The first poem to grab my attention is Bob Hicok’s “End of the work ethic.” This poem immediately opens with the image of an iconic figure who seems to defy the laws of death with the power of his music: “(alternate title: If Mick Jagger didn’t exist, / we’d have to invent him) / alternate alternate title: / I am old and afraid) (pacemaker).” Despite this form of eternal life, Hicok shows how the slow march of time can even bring down a rock and roll god as he struts across another stage:
Bum left foot. Gimpy right hip
& knee, elbow & shoulder. Blown-out
left groin. Also dizzy a lot.
The shooting pains
of self-doubt.
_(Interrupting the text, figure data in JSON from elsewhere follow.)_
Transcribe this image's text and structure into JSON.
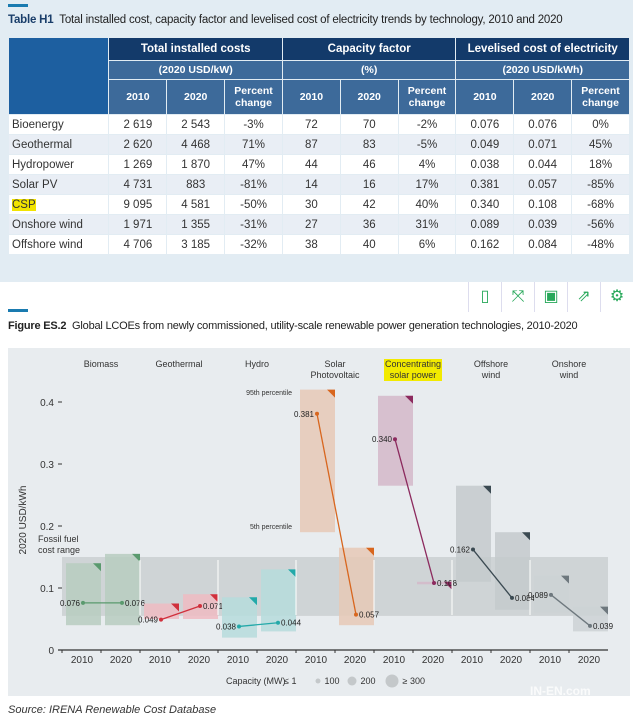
{
  "table": {
    "title_bold": "Table H1",
    "title": "Total installed cost, capacity factor and levelised cost of electricity trends by technology, 2010 and 2020",
    "groups": [
      {
        "name": "Total installed costs",
        "unit": "(2020 USD/kW)"
      },
      {
        "name": "Capacity factor",
        "unit": "(%)"
      },
      {
        "name": "Levelised cost of electricity",
        "unit": "(2020 USD/kWh)"
      }
    ],
    "subcols": [
      "2010",
      "2020",
      "Percent change"
    ],
    "rows": [
      [
        "Bioenergy",
        "2 619",
        "2 543",
        "-3%",
        "72",
        "70",
        "-2%",
        "0.076",
        "0.076",
        "0%"
      ],
      [
        "Geothermal",
        "2 620",
        "4 468",
        "71%",
        "87",
        "83",
        "-5%",
        "0.049",
        "0.071",
        "45%"
      ],
      [
        "Hydropower",
        "1 269",
        "1 870",
        "47%",
        "44",
        "46",
        "4%",
        "0.038",
        "0.044",
        "18%"
      ],
      [
        "Solar PV",
        "4 731",
        "883",
        "-81%",
        "14",
        "16",
        "17%",
        "0.381",
        "0.057",
        "-85%"
      ],
      [
        "CSP",
        "9 095",
        "4 581",
        "-50%",
        "30",
        "42",
        "40%",
        "0.340",
        "0.108",
        "-68%"
      ],
      [
        "Onshore wind",
        "1 971",
        "1 355",
        "-31%",
        "27",
        "36",
        "31%",
        "0.089",
        "0.039",
        "-56%"
      ],
      [
        "Offshore wind",
        "4 706",
        "3 185",
        "-32%",
        "38",
        "40",
        "6%",
        "0.162",
        "0.084",
        "-48%"
      ]
    ]
  },
  "toolbar": [
    "tablet-icon",
    "fullscreen-icon",
    "save-icon",
    "share-icon",
    "settings-icon"
  ],
  "figure": {
    "title_bold": "Figure ES.2",
    "title": "Global LCOEs from newly commissioned, utility-scale renewable power generation technologies, 2010-2020"
  },
  "chart_data": {
    "type": "range-bar",
    "ylabel": "2020 USD/kWh",
    "ylim": [
      0,
      0.45
    ],
    "yticks": [
      "0",
      "0.1",
      "0.2",
      "0.3",
      "0.4"
    ],
    "fossil_label": [
      "Fossil fuel",
      "cost range"
    ],
    "fossil_range": [
      0.055,
      0.15
    ],
    "p95_label": "95th percentile",
    "p5_label": "5th percentile",
    "technologies": [
      {
        "name": [
          "Biomass"
        ],
        "color": "#5a9a6e",
        "fill": "#b7ccc0",
        "r2010": [
          0.04,
          0.14
        ],
        "r2020": [
          0.04,
          0.155
        ],
        "v2010": 0.076,
        "v2020": 0.076,
        "l2010": "0.076",
        "l2020": "0.076"
      },
      {
        "name": [
          "Geothermal"
        ],
        "color": "#d0303c",
        "fill": "#eebbc2",
        "r2010": [
          0.05,
          0.075
        ],
        "r2020": [
          0.05,
          0.09
        ],
        "v2010": 0.049,
        "v2020": 0.071,
        "l2010": "0.049",
        "l2020": "0.071"
      },
      {
        "name": [
          "Hydro"
        ],
        "color": "#23a9a9",
        "fill": "#b6dcdc",
        "r2010": [
          0.02,
          0.085
        ],
        "r2020": [
          0.03,
          0.13
        ],
        "v2010": 0.038,
        "v2020": 0.044,
        "l2010": "0.038",
        "l2020": "0.044"
      },
      {
        "name": [
          "Solar",
          "Photovoltaic"
        ],
        "color": "#d8661e",
        "fill": "#e6c9b6",
        "r2010": [
          0.19,
          0.42
        ],
        "r2020": [
          0.04,
          0.165
        ],
        "v2010": 0.381,
        "v2020": 0.057,
        "l2010": "0.381",
        "l2020": "0.057"
      },
      {
        "name": [
          "Concentrating",
          "solar power"
        ],
        "color": "#8c2a5e",
        "fill": "#d3b9c9",
        "r2010": [
          0.265,
          0.41
        ],
        "r2020": [
          0.106,
          0.11
        ],
        "v2010": 0.34,
        "v2020": 0.108,
        "l2010": "0.340",
        "l2020": "0.108",
        "highlight": true
      },
      {
        "name": [
          "Offshore",
          "wind"
        ],
        "color": "#3b4a52",
        "fill": "#c4cacd",
        "r2010": [
          0.11,
          0.265
        ],
        "r2020": [
          0.065,
          0.19
        ],
        "v2010": 0.162,
        "v2020": 0.084,
        "l2010": "0.162",
        "l2020": "0.084"
      },
      {
        "name": [
          "Onshore",
          "wind"
        ],
        "color": "#6e787e",
        "fill": "#cdd2d5",
        "r2010": [
          0.06,
          0.12
        ],
        "r2020": [
          0.03,
          0.07
        ],
        "v2010": 0.089,
        "v2020": 0.039,
        "l2010": "0.089",
        "l2020": "0.039"
      }
    ],
    "xticks": [
      "2010",
      "2020"
    ],
    "legend": {
      "title": "Capacity (MW)",
      "items": [
        "≤ 1",
        "100",
        "200",
        "≥ 300"
      ]
    }
  },
  "source": "Source: IRENA Renewable Cost Database",
  "watermark": "IN-EN.com"
}
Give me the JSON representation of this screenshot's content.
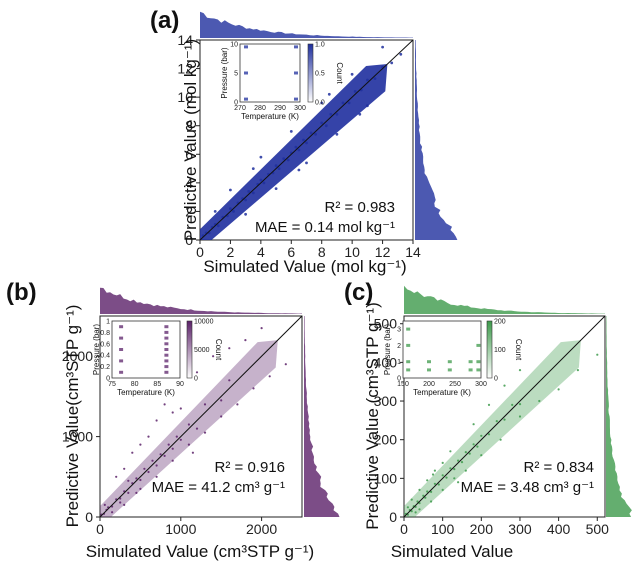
{
  "chart_data": [
    {
      "panel_label": "(a)",
      "type": "scatter",
      "xlabel": "Simulated Value (mol kg⁻¹)",
      "ylabel": "Predictive Value (mol kg⁻¹)",
      "xlim": [
        0,
        14
      ],
      "ylim": [
        0,
        14
      ],
      "xticks": [
        0,
        2,
        4,
        6,
        8,
        10,
        12,
        14
      ],
      "yticks": [
        0,
        2,
        4,
        6,
        8,
        10,
        12,
        14
      ],
      "color": "#1f2f9e",
      "r2_text": "R² = 0.983",
      "mae_text": "MAE = 0.14 mol kg⁻¹",
      "points": [
        [
          0.2,
          0.3
        ],
        [
          0.4,
          0.5
        ],
        [
          0.6,
          0.5
        ],
        [
          0.8,
          0.9
        ],
        [
          1.0,
          1.1
        ],
        [
          1.2,
          1.0
        ],
        [
          1.5,
          1.6
        ],
        [
          1.8,
          1.7
        ],
        [
          2.0,
          2.2
        ],
        [
          2.2,
          2.0
        ],
        [
          2.5,
          2.6
        ],
        [
          2.8,
          2.9
        ],
        [
          3.0,
          2.8
        ],
        [
          3.2,
          3.4
        ],
        [
          3.5,
          3.3
        ],
        [
          3.8,
          3.9
        ],
        [
          4.0,
          4.2
        ],
        [
          4.2,
          4.0
        ],
        [
          4.5,
          4.6
        ],
        [
          4.8,
          4.7
        ],
        [
          5.0,
          5.2
        ],
        [
          5.2,
          5.0
        ],
        [
          5.5,
          5.7
        ],
        [
          5.8,
          5.6
        ],
        [
          6.0,
          6.1
        ],
        [
          6.3,
          6.5
        ],
        [
          6.5,
          6.3
        ],
        [
          6.8,
          7.0
        ],
        [
          7.0,
          6.8
        ],
        [
          7.3,
          7.5
        ],
        [
          7.6,
          7.4
        ],
        [
          8.0,
          8.2
        ],
        [
          8.3,
          8.0
        ],
        [
          8.6,
          8.8
        ],
        [
          9.0,
          8.8
        ],
        [
          9.4,
          9.6
        ],
        [
          9.8,
          9.6
        ],
        [
          10.2,
          10.4
        ],
        [
          10.6,
          10.5
        ],
        [
          11.0,
          11.2
        ],
        [
          11.5,
          11.3
        ],
        [
          12.0,
          12.1
        ],
        [
          12.6,
          12.4
        ],
        [
          13.2,
          13.0
        ],
        [
          1.0,
          2.0
        ],
        [
          2.0,
          3.5
        ],
        [
          3.0,
          1.8
        ],
        [
          4.0,
          5.8
        ],
        [
          5.0,
          3.6
        ],
        [
          6.0,
          7.6
        ],
        [
          7.0,
          5.4
        ],
        [
          8.0,
          9.6
        ],
        [
          9.0,
          7.4
        ],
        [
          10.0,
          11.6
        ],
        [
          11.0,
          9.4
        ],
        [
          3.5,
          5.0
        ],
        [
          6.5,
          4.9
        ],
        [
          8.5,
          10.2
        ],
        [
          10.5,
          8.8
        ],
        [
          12.0,
          13.5
        ]
      ],
      "inset": {
        "xlabel": "Temperature (K)",
        "ylabel": "Pressure (bar)",
        "colorbar_label": "Count",
        "xlim": [
          270,
          300
        ],
        "ylim": [
          0,
          10
        ],
        "xticks": [
          270,
          280,
          290,
          300
        ],
        "yticks": [
          0,
          5,
          10
        ],
        "cbar_ticks": [
          "0.0",
          "0.5",
          "1.0"
        ],
        "cells": [
          [
            273,
            9.5
          ],
          [
            273,
            5
          ],
          [
            273,
            0.5
          ],
          [
            298,
            9.5
          ],
          [
            298,
            5
          ],
          [
            298,
            0.5
          ]
        ]
      }
    },
    {
      "panel_label": "(b)",
      "type": "scatter",
      "xlabel": "Simulated Value (cm³STP g⁻¹)",
      "ylabel": "Predictive Value(cm³STP g⁻¹)",
      "xlim": [
        0,
        2500
      ],
      "ylim": [
        0,
        2500
      ],
      "xticks": [
        0,
        1000,
        2000
      ],
      "yticks": [
        0,
        1000,
        2000
      ],
      "color": "#5b2169",
      "r2_text": "R² = 0.916",
      "mae_text": "MAE = 41.2 cm³ g⁻¹",
      "points": [
        [
          20,
          30
        ],
        [
          50,
          40
        ],
        [
          80,
          90
        ],
        [
          100,
          120
        ],
        [
          150,
          130
        ],
        [
          200,
          220
        ],
        [
          250,
          230
        ],
        [
          300,
          320
        ],
        [
          350,
          300
        ],
        [
          400,
          420
        ],
        [
          450,
          480
        ],
        [
          500,
          460
        ],
        [
          550,
          600
        ],
        [
          600,
          560
        ],
        [
          650,
          700
        ],
        [
          700,
          640
        ],
        [
          750,
          780
        ],
        [
          800,
          760
        ],
        [
          850,
          900
        ],
        [
          900,
          850
        ],
        [
          950,
          1000
        ],
        [
          1000,
          960
        ],
        [
          1100,
          1150
        ],
        [
          1200,
          1100
        ],
        [
          1300,
          1400
        ],
        [
          1500,
          1450
        ],
        [
          200,
          500
        ],
        [
          300,
          600
        ],
        [
          400,
          800
        ],
        [
          500,
          900
        ],
        [
          600,
          1000
        ],
        [
          700,
          1200
        ],
        [
          800,
          1400
        ],
        [
          900,
          1300
        ],
        [
          300,
          150
        ],
        [
          500,
          350
        ],
        [
          700,
          500
        ],
        [
          900,
          700
        ],
        [
          1100,
          900
        ],
        [
          1300,
          1050
        ],
        [
          1500,
          1250
        ],
        [
          1700,
          1400
        ],
        [
          1900,
          1600
        ],
        [
          2100,
          1750
        ],
        [
          2300,
          1900
        ],
        [
          1200,
          1800
        ],
        [
          1400,
          2000
        ],
        [
          1600,
          2100
        ],
        [
          1800,
          2200
        ],
        [
          2000,
          2350
        ],
        [
          150,
          60
        ],
        [
          250,
          180
        ],
        [
          350,
          450
        ],
        [
          450,
          300
        ],
        [
          60,
          150
        ],
        [
          1000,
          1350
        ],
        [
          1150,
          800
        ],
        [
          1600,
          1700
        ]
      ],
      "inset": {
        "xlabel": "Temperature (K)",
        "ylabel": "Pressure (bar)",
        "colorbar_label": "Count",
        "xlim": [
          75,
          90
        ],
        "ylim": [
          0,
          1.0
        ],
        "xticks": [
          75,
          80,
          85,
          90
        ],
        "yticks": [
          0.0,
          0.2,
          0.4,
          0.6,
          0.8,
          1.0
        ],
        "cbar_ticks": [
          "0",
          "5000",
          "10000"
        ],
        "cells": [
          [
            77,
            0.1
          ],
          [
            77,
            0.3
          ],
          [
            77,
            0.5
          ],
          [
            77,
            0.7
          ],
          [
            77,
            0.9
          ],
          [
            87,
            0.1
          ],
          [
            87,
            0.2
          ],
          [
            87,
            0.3
          ],
          [
            87,
            0.4
          ],
          [
            87,
            0.5
          ],
          [
            87,
            0.6
          ],
          [
            87,
            0.7
          ],
          [
            87,
            0.8
          ],
          [
            87,
            0.9
          ]
        ]
      }
    },
    {
      "panel_label": "(c)",
      "type": "scatter",
      "xlabel": "Simulated Value",
      "ylabel": "Predictive Value (cm³STP g⁻¹)",
      "xlim": [
        0,
        520
      ],
      "ylim": [
        0,
        520
      ],
      "xticks": [
        0,
        100,
        200,
        300,
        400,
        500
      ],
      "yticks": [
        0,
        100,
        200,
        300,
        400,
        500
      ],
      "color": "#3d9a4b",
      "r2_text": "R² = 0.834",
      "mae_text": "MAE = 3.48 cm³ g⁻¹",
      "points": [
        [
          5,
          8
        ],
        [
          10,
          6
        ],
        [
          15,
          18
        ],
        [
          20,
          15
        ],
        [
          25,
          28
        ],
        [
          30,
          26
        ],
        [
          35,
          40
        ],
        [
          40,
          36
        ],
        [
          50,
          55
        ],
        [
          55,
          50
        ],
        [
          60,
          66
        ],
        [
          70,
          65
        ],
        [
          80,
          86
        ],
        [
          90,
          84
        ],
        [
          100,
          108
        ],
        [
          110,
          102
        ],
        [
          120,
          126
        ],
        [
          130,
          124
        ],
        [
          140,
          146
        ],
        [
          150,
          142
        ],
        [
          160,
          168
        ],
        [
          170,
          164
        ],
        [
          180,
          188
        ],
        [
          190,
          182
        ],
        [
          200,
          210
        ],
        [
          220,
          214
        ],
        [
          240,
          248
        ],
        [
          260,
          252
        ],
        [
          280,
          290
        ],
        [
          300,
          292
        ],
        [
          20,
          45
        ],
        [
          40,
          70
        ],
        [
          60,
          95
        ],
        [
          80,
          120
        ],
        [
          100,
          140
        ],
        [
          120,
          170
        ],
        [
          40,
          20
        ],
        [
          70,
          40
        ],
        [
          100,
          70
        ],
        [
          130,
          100
        ],
        [
          160,
          120
        ],
        [
          200,
          160
        ],
        [
          250,
          200
        ],
        [
          300,
          260
        ],
        [
          350,
          300
        ],
        [
          400,
          330
        ],
        [
          450,
          380
        ],
        [
          500,
          420
        ],
        [
          180,
          240
        ],
        [
          220,
          290
        ],
        [
          260,
          340
        ],
        [
          300,
          380
        ],
        [
          10,
          25
        ],
        [
          30,
          12
        ],
        [
          75,
          110
        ],
        [
          140,
          90
        ]
      ],
      "inset": {
        "xlabel": "Temperature (K)",
        "ylabel": "Pressure (bar)",
        "colorbar_label": "Count",
        "xlim": [
          150,
          300
        ],
        "ylim": [
          0,
          3.5
        ],
        "xticks": [
          150,
          200,
          250,
          300
        ],
        "yticks": [
          0,
          1,
          2,
          3
        ],
        "cbar_ticks": [
          "0",
          "100",
          "200"
        ],
        "cells": [
          [
            160,
            0.5
          ],
          [
            160,
            1.0
          ],
          [
            160,
            2.0
          ],
          [
            160,
            3.0
          ],
          [
            200,
            0.5
          ],
          [
            200,
            1.0
          ],
          [
            240,
            0.5
          ],
          [
            240,
            1.0
          ],
          [
            280,
            0.5
          ],
          [
            280,
            1.0
          ],
          [
            295,
            0.5
          ],
          [
            295,
            1.0
          ],
          [
            295,
            2.0
          ]
        ]
      }
    }
  ]
}
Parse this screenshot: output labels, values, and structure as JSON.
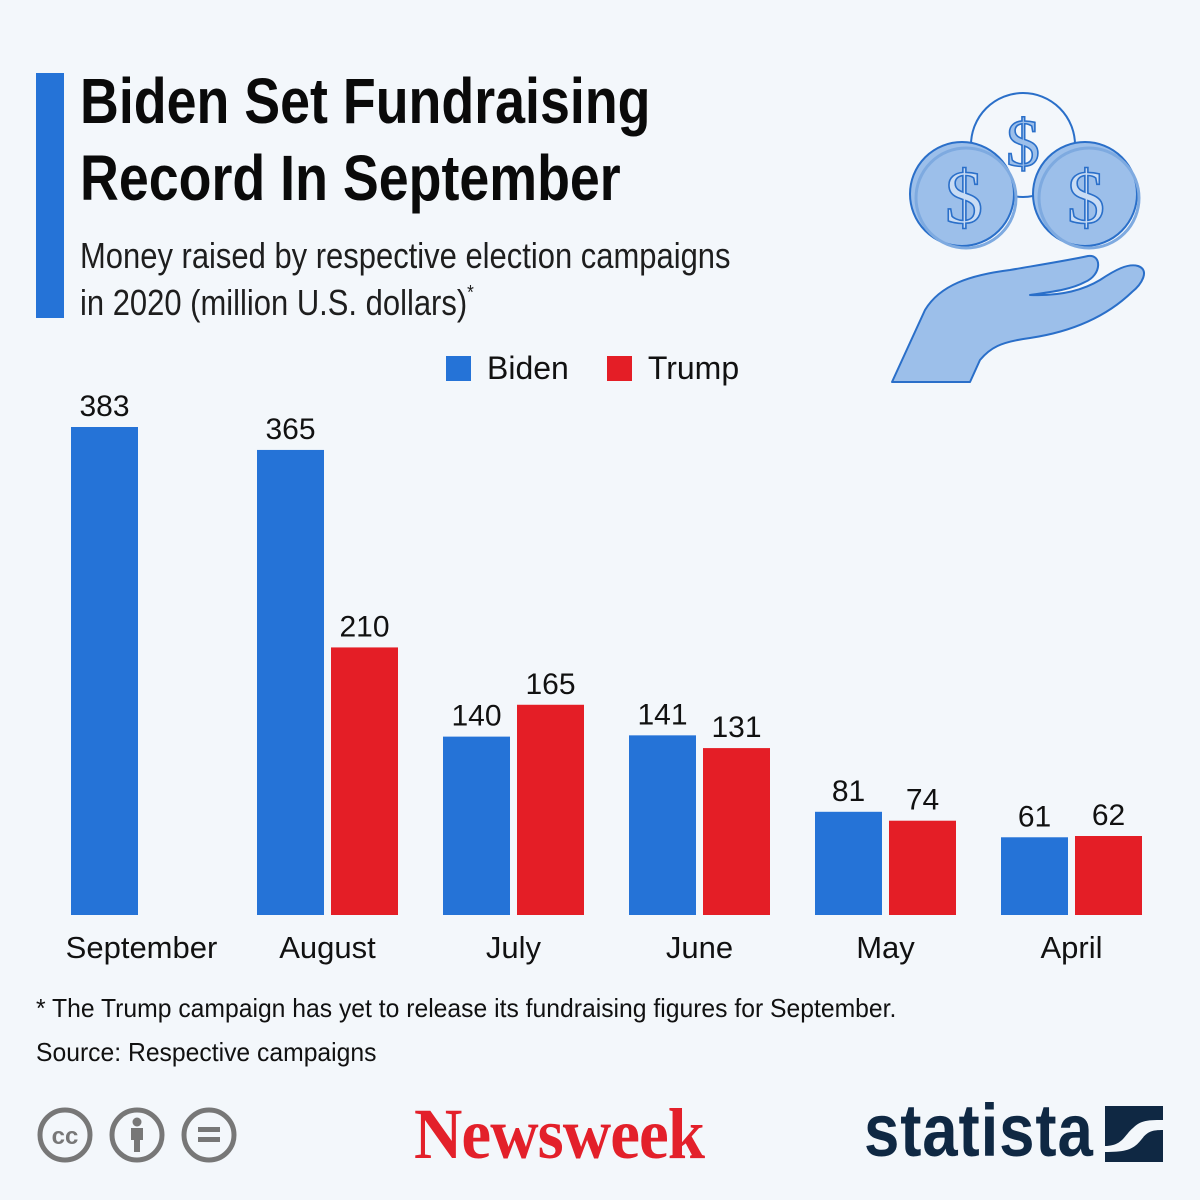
{
  "header": {
    "title_lines": [
      "Biden Set Fundraising",
      "Record In September"
    ],
    "subtitle_lines": [
      "Money raised by respective election campaigns",
      "in 2020 (million U.S. dollars)"
    ],
    "subtitle_marker": "*",
    "accent_color": "#2573d7"
  },
  "illustration": {
    "icon": "hand-holding-coins-icon",
    "glyph": "$"
  },
  "colors": {
    "biden": "#2573d7",
    "trump": "#e41e26",
    "text": "#111111",
    "background": "#f3f7fb"
  },
  "chart_data": {
    "type": "bar",
    "title": "Biden Set Fundraising Record In September",
    "subtitle": "Money raised by respective election campaigns in 2020 (million U.S. dollars)*",
    "categories": [
      "September",
      "August",
      "July",
      "June",
      "May",
      "April"
    ],
    "series": [
      {
        "name": "Biden",
        "color": "#2573d7",
        "values": [
          383,
          365,
          140,
          141,
          81,
          61
        ]
      },
      {
        "name": "Trump",
        "color": "#e41e26",
        "values": [
          null,
          210,
          165,
          131,
          74,
          62
        ]
      }
    ],
    "xlabel": "",
    "ylabel": "",
    "ylim": [
      0,
      383
    ],
    "grid": false,
    "legend": "top-center",
    "data_labels": true
  },
  "legend": [
    {
      "label": "Biden",
      "color": "#2573d7"
    },
    {
      "label": "Trump",
      "color": "#e41e26"
    }
  ],
  "footer": {
    "note": "* The Trump campaign has yet to release its fundraising figures for September.",
    "source": "Source: Respective campaigns",
    "license_icons": [
      "cc-icon",
      "attribution-icon",
      "no-derivatives-icon"
    ],
    "publisher": "Newsweek",
    "brand": "statista"
  }
}
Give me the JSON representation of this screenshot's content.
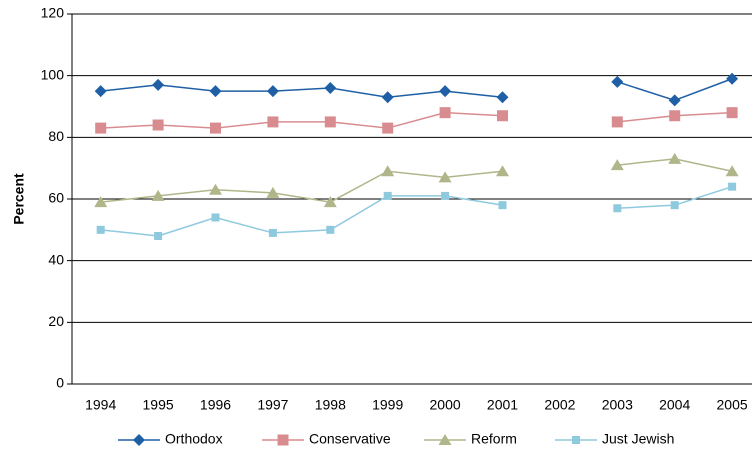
{
  "chart_data": {
    "type": "line",
    "y_label": "Percent",
    "categories": [
      "1994",
      "1995",
      "1996",
      "1997",
      "1998",
      "1999",
      "2000",
      "2001",
      "2002",
      "2003",
      "2004",
      "2005"
    ],
    "series": [
      {
        "name": "Orthodox",
        "color": "#1f5fa6",
        "marker": "diamond",
        "values": [
          95,
          97,
          95,
          95,
          96,
          93,
          95,
          93,
          null,
          98,
          92,
          99
        ]
      },
      {
        "name": "Conservative",
        "color": "#d98c8f",
        "marker": "square",
        "values": [
          83,
          84,
          83,
          85,
          85,
          83,
          88,
          87,
          null,
          85,
          87,
          88
        ]
      },
      {
        "name": "Reform",
        "color": "#b1b58a",
        "marker": "triangle",
        "values": [
          59,
          61,
          63,
          62,
          59,
          69,
          67,
          69,
          null,
          71,
          73,
          69
        ]
      },
      {
        "name": "Just Jewish",
        "color": "#8ec9de",
        "marker": "small-square",
        "values": [
          50,
          48,
          54,
          49,
          50,
          61,
          61,
          58,
          null,
          57,
          58,
          64
        ]
      }
    ],
    "ylim": [
      0,
      120
    ],
    "yticks": [
      0,
      20,
      40,
      60,
      80,
      100,
      120
    ],
    "grid": true
  }
}
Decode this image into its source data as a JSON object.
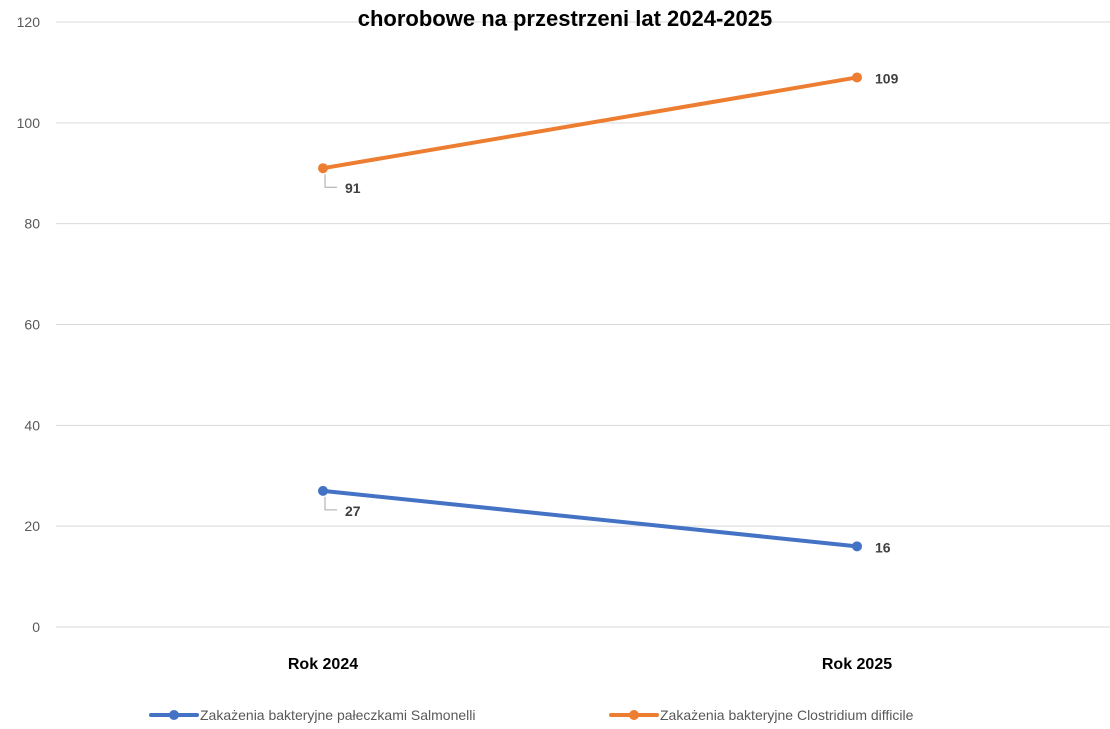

But Stratocasters
don’t smash themselves.
Adding insult to the injury of old age is an apathetic audience who is too busy “yawning, checking for texts.” The speaker can’t get no satisfaction (sorry, couldn’t resist) and examines his feelings of emptiness and self-loathing: “I got so much empty / inside me, if you dropped a pebble / in my mouth, you’d never hear it.” Perhaps this aging musician can achieve resurrection through future generations downloading and listening to his music. Or maybe he will be forgotten in the whirlwind of rapid-fire texts and tweets from users with short attention spans.
Sandra Simonds is another talented poet who appears in this issue with her poems “Handcuffs” and “National Whatever Writing Month.” The opening stanza of “Handcuffs” has a wonderful tone and rhythm with allusions to Darwin and contemporary political issues: “I’m not returning your text. Too much / sap in the trees, displeasure in the lees. Felt despondent / about the origin of species / and revolution. Hands up don’t shoot (Polaroid).” Simond’s other poem shows a writer who has become cynical of NaNoWriMo: “I won’t write a novel this month about the gods no matter / how much they don’t pay me and I’m not going to read / anyone’s poetry book for money since they treat / me like a mechanic, their verse being / a bad carburetor I can’t hijack (pyre).” What I like the most about this poem by Simond is the resurrection of the speaker’s creative desire weaved into the tongue-in-cheek humor of the opening and closing stanzas:
If it could snow in Orlando.
If the waitress could look out the window and see the snow.
If she had dreams of snow that materialized as the backdrop
to the diner.
This resurrection is short-lived, though, as the speaker disregards their stream of consciousness and ends with “Forget the story. Just never mind. Nothing.” However, I would argue that something more is going on: the speaker cannot deny the lure of the essential question that motivates all writers and poets “What if . . . ?”
Editor William D. Waltz reaffirms our fascination with resurrection and how it applies to our creative nature: “All of us have a terminal condition, it’s called life. But before bidding adieu and hoping for a miracle, there’s plenty we can do, including reimagining our very own selves (altar).” The poetry, writings, artwork, and fascinating interview with M.R. O’Connor of this issue of Conduit examine this reimagining and resurrection of our fragile lives. The next issue should be as equally exciting and I would highly recommend subscribing to this unique journal.